First, I compared the stock market valuations of rivals in each of GE's 11 operating segments. For example, for GE's consumer-products segment, which comprises its appliance and lighting units, I checked the current price-to-sales ratios for Whirlpool (WHR ), Maytag (MYG ), and Philips Electronics (PHG ). For NBC, I looked at Viacom (VIA ), owner of CBS, plus ABC's parent, Walt Disney (DIS ). And so on.

This is a crude process, true. No company's products and prospects are exactly comparable with those in any GE segment. Nor, since profit margins differ, is a dollar of revenue at GE necessarily equal to a dollar of revenue at Siemens (SI ) or DuPont (DD ). This method also fails to account for the edge GE gets from its AAA credit rating. Yet comparing price-sales ratios offers a couple of advantages: First, it exacts a kind of rough justice, just the sort the market has been meting out lately. Second, by focusing on sales, it sidesteps concerns over the quality of GE's earnings, which have been buoyed by such nonoperating factors as pension income and investment gains.

In any case, the result is far from bullish (table). Even after erring on the high side, by consistently using the more generous of two or three rival companies' multiples, I found the total of these estimated values came to about $23 a share. Next to its rivals, GE today appears neither much too cheap nor way too expensive.

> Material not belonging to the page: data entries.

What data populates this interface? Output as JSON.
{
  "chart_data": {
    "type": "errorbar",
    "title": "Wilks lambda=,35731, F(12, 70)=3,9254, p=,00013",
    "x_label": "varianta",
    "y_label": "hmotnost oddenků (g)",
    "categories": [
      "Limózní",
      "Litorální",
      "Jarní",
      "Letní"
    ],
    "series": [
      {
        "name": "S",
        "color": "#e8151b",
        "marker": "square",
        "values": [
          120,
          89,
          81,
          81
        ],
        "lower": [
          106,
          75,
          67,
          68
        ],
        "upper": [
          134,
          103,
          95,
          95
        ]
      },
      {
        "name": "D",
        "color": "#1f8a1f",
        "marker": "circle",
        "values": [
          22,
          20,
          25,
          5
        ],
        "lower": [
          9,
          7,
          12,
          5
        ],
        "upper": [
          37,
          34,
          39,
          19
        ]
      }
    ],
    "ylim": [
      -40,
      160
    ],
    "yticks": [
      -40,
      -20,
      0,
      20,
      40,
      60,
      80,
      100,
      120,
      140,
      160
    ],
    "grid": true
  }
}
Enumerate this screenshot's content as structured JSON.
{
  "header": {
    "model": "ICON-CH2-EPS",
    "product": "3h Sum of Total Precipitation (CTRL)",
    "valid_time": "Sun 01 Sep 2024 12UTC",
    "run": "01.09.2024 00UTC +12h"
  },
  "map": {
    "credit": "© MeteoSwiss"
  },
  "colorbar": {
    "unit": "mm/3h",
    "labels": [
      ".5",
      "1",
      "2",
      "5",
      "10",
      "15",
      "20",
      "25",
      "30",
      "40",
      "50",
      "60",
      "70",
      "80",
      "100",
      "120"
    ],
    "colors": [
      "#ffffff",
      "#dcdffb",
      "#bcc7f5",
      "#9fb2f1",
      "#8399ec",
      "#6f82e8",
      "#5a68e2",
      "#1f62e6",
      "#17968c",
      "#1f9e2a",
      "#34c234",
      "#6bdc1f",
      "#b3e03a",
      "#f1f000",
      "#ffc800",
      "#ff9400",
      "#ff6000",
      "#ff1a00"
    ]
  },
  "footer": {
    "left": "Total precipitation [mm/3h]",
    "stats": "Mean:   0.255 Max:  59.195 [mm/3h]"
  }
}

Next, I came at GE from a second direction. Suppose an investor wanted an average annual total return of 10% on an investment in GE over the next three years. How fast must GE's profits and dividends grow? What earnings multiple is needed?

GE's current dividend yield of about 3% gives the stock a nice head start. Although growth in the dividend this year slowed to 12.5% from 17%, assume that rate levels off at 12% for the next three years. Assume, too, that investors keep giving GE a price-earnings multiple of 15 as they do now. In this case, for an investor to see a 10% annual average return, GE's net must go up at 6% a year. That, it turns out, is Wall Street's consensus forecast for GE's 2003 profit growth.

This scenario--or more bullish ones--is surely possible. Just the same, it's worth questioning if the market would keep paying 15 times earnings for 6% growth. For that matter, would GE keep raising its dividend 12% annually as profits grew just 6%? Adjust the dividend growth assumption to 8% and the p-e ratio to 12, and GE looks decidedly less appealing. At that, its annual average total return would be less than 3%.

The numbers can be played with in all kinds of ways. Yet to me, their message is pretty clear: GE's fall from grace is history. What lies ahead is a long and steep road, crowded with many other all-too-common stocks.